No. Basic prepaid SIMs in Iceland are anonymous — buy one at a convenience store, petrol station or supermarket with no ID and no registration. You only need a kennitala (national ID number) for a postpaid contract or certain recurring-topup prepaid data plans, which are the better-value option once you're a resident.
Yes. Iceland is one of the most cashless countries in the world — cash is around 2.3% of GDP. A contactless card in Apple Pay / Google Wallet / Samsung Pay covers groceries, buses, cafés, taxis and even remote petrol pumps. Keep a physical card as backup; the only place cash occasionally matters is a rural honesty-box or a broken terminal. Note the 7,500 ISK tap limit before a PIN is required.
Almost everything runs through your online bank.
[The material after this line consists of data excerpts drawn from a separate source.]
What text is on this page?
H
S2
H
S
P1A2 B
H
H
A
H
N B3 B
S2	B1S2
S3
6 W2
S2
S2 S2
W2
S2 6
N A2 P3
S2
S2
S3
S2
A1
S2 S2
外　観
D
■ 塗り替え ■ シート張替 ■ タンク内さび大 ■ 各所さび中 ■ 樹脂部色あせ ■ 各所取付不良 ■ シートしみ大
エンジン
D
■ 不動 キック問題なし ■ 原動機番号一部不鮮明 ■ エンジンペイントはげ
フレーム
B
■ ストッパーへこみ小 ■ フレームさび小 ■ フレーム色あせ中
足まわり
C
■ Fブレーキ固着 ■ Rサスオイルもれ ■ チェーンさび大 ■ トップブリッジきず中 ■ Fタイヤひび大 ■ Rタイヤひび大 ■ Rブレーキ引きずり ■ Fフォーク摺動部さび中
Utilities send an electronic claim (krafa) into your bank app, where you approve it or set up direct debit (boðgreiðsla) so recurring bills pay themselves. Rent is usually a bank transfer to the landlord. Paper invoices normally carry a surcharge, so the digital route is both cheaper and standard.
No — Uber and Bolt don't operate here. Use Hopp, the local ride-hailing app (which also runs the city e-scooters), or Hreyfill, the largest traditional taxi company, which has its own booking app. Metered fares are expensive, so residents mostly walk, bus (Strætó) or drive, and reserve taxis for airport runs and nights out.
Not day-to-day. English is spoken fluently and almost universally, especially in Reykjavík, and most official services (banks, Ísland.is, healthcare) can be handled in English. Learning some Icelandic is warmly appreciated and helps you integrate, but you will never be stranded by language alone.